Vom Porträt zur Poesie – Stadtansichten, die berühren
Was ist der Unterschied zwischen einem biometrischen Passfoto und einem Selbstbild auf Instagram? Das eine zeigt Menschen möglichst objektiv, das andere zeigt, wie Menschen gesehen werden möchten. Und genau das gelang dem Fotografen Mario von Bucovich vor 100 Jahren - nicht nur mit Menschen, sondern auch mit Orten. Wie er auf Fotos die Stimmung von Menschen und Orten in den 1920er-40er Jahren einfing, ist derzeit in Mannheim zu sehen.
“Berlin, Paris und anderswo” heißt die Ausstellung, die bis zum 05. Oktober 2025 in der Kunsthalle Mannheim zu besichtigen ist und die meiner Meinung nach viel Aufmerksamkeit verdient. Gezeigt werden Fotografien von Mario von Bucovich, der in den 1920er Jahren bis zu seinem Tod 1947 weltweit tätig war und als einer der bedeutendsten Porträtfotografen der 1920er Jahre gilt. Aber sein Portfolio geht weit darüber hinaus.
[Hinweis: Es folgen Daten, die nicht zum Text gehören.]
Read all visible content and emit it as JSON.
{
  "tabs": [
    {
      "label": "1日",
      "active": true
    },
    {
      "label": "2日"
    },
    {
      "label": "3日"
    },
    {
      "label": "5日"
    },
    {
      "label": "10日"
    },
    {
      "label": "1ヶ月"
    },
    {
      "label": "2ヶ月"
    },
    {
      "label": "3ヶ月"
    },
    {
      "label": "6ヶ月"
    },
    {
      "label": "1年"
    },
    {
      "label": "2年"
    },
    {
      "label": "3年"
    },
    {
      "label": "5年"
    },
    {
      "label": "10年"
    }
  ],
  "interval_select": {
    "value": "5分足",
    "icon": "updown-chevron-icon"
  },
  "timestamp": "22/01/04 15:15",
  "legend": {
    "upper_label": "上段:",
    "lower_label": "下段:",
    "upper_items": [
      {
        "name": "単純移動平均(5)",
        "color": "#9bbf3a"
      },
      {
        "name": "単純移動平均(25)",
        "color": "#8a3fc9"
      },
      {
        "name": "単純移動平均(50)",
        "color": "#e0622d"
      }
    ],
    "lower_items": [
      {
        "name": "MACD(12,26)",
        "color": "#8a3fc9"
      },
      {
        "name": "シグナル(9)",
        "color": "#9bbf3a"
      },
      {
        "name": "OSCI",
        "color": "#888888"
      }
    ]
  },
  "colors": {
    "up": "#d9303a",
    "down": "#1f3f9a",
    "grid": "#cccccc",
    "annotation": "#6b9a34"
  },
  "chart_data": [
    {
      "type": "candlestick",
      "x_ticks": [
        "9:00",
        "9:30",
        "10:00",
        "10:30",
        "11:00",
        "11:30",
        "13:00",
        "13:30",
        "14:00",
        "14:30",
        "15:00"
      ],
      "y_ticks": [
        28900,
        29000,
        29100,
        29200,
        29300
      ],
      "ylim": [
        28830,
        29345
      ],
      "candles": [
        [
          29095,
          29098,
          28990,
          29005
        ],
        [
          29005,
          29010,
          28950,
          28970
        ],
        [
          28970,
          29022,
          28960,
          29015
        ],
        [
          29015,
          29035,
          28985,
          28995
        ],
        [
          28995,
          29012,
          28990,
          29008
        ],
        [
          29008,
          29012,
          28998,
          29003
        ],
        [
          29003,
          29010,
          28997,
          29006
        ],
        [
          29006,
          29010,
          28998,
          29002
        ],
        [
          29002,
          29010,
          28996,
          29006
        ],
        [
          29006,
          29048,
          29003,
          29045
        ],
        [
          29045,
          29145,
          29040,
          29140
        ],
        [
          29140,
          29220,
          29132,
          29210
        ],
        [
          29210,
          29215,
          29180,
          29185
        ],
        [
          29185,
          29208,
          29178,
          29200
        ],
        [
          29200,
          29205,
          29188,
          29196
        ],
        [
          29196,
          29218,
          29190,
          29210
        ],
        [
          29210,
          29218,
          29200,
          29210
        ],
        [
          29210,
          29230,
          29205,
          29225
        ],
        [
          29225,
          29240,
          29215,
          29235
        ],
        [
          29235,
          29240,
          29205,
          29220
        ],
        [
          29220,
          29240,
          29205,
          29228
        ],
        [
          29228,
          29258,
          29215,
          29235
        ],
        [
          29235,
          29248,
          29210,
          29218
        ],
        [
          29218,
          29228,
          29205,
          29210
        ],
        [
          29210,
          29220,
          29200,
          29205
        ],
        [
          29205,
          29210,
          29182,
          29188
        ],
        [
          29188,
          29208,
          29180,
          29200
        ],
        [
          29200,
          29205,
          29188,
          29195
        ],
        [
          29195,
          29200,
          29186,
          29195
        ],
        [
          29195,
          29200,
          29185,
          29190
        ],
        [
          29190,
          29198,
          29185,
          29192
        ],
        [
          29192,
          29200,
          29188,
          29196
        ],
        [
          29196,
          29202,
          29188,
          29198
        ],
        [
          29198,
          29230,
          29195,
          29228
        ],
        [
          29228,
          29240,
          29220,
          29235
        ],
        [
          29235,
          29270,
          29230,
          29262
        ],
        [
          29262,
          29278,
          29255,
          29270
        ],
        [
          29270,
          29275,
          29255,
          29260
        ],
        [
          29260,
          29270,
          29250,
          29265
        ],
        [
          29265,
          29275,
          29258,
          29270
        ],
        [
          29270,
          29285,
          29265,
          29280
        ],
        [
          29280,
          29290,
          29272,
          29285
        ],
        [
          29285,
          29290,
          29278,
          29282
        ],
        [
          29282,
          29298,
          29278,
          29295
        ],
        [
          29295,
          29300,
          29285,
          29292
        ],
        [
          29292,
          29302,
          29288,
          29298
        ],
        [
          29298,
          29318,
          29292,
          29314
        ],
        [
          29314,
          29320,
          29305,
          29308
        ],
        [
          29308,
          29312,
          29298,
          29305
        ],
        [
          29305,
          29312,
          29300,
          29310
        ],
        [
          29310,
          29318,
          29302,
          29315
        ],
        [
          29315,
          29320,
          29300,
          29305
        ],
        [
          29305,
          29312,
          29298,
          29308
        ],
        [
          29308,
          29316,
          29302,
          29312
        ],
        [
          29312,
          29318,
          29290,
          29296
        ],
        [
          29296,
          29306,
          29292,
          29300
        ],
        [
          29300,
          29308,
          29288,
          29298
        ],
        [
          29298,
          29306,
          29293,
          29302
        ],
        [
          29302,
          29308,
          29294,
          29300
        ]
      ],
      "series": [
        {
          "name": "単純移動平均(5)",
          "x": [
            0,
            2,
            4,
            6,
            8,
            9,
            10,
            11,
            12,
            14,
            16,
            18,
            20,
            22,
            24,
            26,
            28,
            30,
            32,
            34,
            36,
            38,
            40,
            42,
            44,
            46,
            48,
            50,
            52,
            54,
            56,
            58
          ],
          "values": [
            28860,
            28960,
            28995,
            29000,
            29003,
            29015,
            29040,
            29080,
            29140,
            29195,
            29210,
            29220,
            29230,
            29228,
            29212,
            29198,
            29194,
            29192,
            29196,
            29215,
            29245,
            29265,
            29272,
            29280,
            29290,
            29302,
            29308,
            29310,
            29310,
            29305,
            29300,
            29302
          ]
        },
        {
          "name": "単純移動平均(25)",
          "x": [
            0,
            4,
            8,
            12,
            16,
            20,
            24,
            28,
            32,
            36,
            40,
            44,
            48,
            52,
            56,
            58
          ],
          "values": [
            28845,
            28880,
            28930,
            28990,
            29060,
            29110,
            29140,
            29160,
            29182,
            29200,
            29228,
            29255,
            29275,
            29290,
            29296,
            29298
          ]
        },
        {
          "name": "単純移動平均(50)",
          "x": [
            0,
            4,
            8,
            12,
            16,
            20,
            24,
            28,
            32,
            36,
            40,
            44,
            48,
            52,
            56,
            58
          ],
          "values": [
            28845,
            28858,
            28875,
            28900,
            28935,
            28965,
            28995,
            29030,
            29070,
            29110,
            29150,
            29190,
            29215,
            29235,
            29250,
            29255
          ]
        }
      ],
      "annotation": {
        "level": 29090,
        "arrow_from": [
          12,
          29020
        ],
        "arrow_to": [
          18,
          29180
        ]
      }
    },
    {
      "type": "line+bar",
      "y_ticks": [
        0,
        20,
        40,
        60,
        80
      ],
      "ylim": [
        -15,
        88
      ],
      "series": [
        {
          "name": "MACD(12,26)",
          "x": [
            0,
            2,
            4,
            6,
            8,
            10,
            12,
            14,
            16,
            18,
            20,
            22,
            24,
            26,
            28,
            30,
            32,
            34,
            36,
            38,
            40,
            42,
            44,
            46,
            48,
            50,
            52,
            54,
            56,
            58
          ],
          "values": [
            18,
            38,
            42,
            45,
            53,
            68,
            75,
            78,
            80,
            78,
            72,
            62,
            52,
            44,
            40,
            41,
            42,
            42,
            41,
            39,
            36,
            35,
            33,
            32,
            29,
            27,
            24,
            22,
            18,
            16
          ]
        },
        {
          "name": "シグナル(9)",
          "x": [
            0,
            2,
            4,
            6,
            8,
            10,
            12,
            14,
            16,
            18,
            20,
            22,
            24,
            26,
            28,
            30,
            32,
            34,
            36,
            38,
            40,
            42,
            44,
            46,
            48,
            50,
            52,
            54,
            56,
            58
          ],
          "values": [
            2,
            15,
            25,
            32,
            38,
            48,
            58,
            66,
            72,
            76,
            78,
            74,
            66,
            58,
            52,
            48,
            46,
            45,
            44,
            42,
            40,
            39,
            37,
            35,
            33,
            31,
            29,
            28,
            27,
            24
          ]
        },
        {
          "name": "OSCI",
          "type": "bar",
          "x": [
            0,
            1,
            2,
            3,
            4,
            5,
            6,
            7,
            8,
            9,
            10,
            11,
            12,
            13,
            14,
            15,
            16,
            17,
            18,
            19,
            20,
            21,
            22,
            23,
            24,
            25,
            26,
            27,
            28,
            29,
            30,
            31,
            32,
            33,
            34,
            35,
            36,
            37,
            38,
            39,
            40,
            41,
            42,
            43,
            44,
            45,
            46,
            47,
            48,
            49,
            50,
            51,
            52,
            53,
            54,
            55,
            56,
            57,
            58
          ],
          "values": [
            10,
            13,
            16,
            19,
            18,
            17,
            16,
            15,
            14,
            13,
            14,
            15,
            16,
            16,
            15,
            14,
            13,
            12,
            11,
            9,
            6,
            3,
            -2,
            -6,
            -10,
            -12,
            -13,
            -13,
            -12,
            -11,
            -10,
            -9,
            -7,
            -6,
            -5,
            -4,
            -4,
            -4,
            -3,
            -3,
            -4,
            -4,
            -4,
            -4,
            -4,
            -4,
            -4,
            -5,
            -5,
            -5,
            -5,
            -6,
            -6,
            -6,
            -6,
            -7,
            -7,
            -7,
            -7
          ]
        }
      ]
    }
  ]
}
Vom Ingenieur zum Porträtfotografen
Bucovich startete mit der Porträtfotografie, als er ein etabliertes Foto-Atelier übernahm. Als Elektrotechniker war er fachfremd, wobei sein technisches Verständnis und die Analysefähigkeit bei der Fotografie sicher hilfreich waren. Dennoch ist es erstaunlich, mit welcher Sensibilität er seine Motive einfing, obwohl er keine künstlerische Vorbildung hatte. Er verstand schnell, dass es weniger um das Abbilden einer objektiven Wahrheit geht, sondern vielmehr darum, wie sich die fotografierten Models fühlten und gesehen werden wollten. Dieses Verständnis für den individuellen Ausdruck kombinierte er mit seinen technischen Fähigkeiten, indem er an den richtigen Stellen mit Licht und Schatten, Helligkeit und insbesondere Tiefenunschärfe arbeitete. So schuf er ausdrucksstarke, ästhetische Bilder, die er dank seiner Fähigkeiten, sich zu vernetzen und seine Produkte zu vermarkten, an eine Vielzahl angesehener Magazine vertrieb. Dadurch erlangte er schnell Bekanntheit und wandte sich weiteren Metiers zu - Stadt und Gesellschaft. Und auch hier setzte er seine Stärken voll ein.
Gesichter der Stadt
Gestartet mit den Gesichtern von Menschen, zeigte er mit seinen Stadtfotografien die “Gesichter der Stadt”. Unter dem gleichnamigen Titel erschienen zunächst zwei Bildbände, die stimmungsvolle, vielseitige und (zumindest damals) ungewöhnliche Seiten von Berlin und Paris zeigten. Und wenn diese Bilder auch schon damals Aufmerksamkeit erhielten, so sind die Fotos heute noch fantastisch anzuschauen. Das liegt an zweierlei: zum einen an der künstlerischen Qualität, zum anderen an der Motivwahl.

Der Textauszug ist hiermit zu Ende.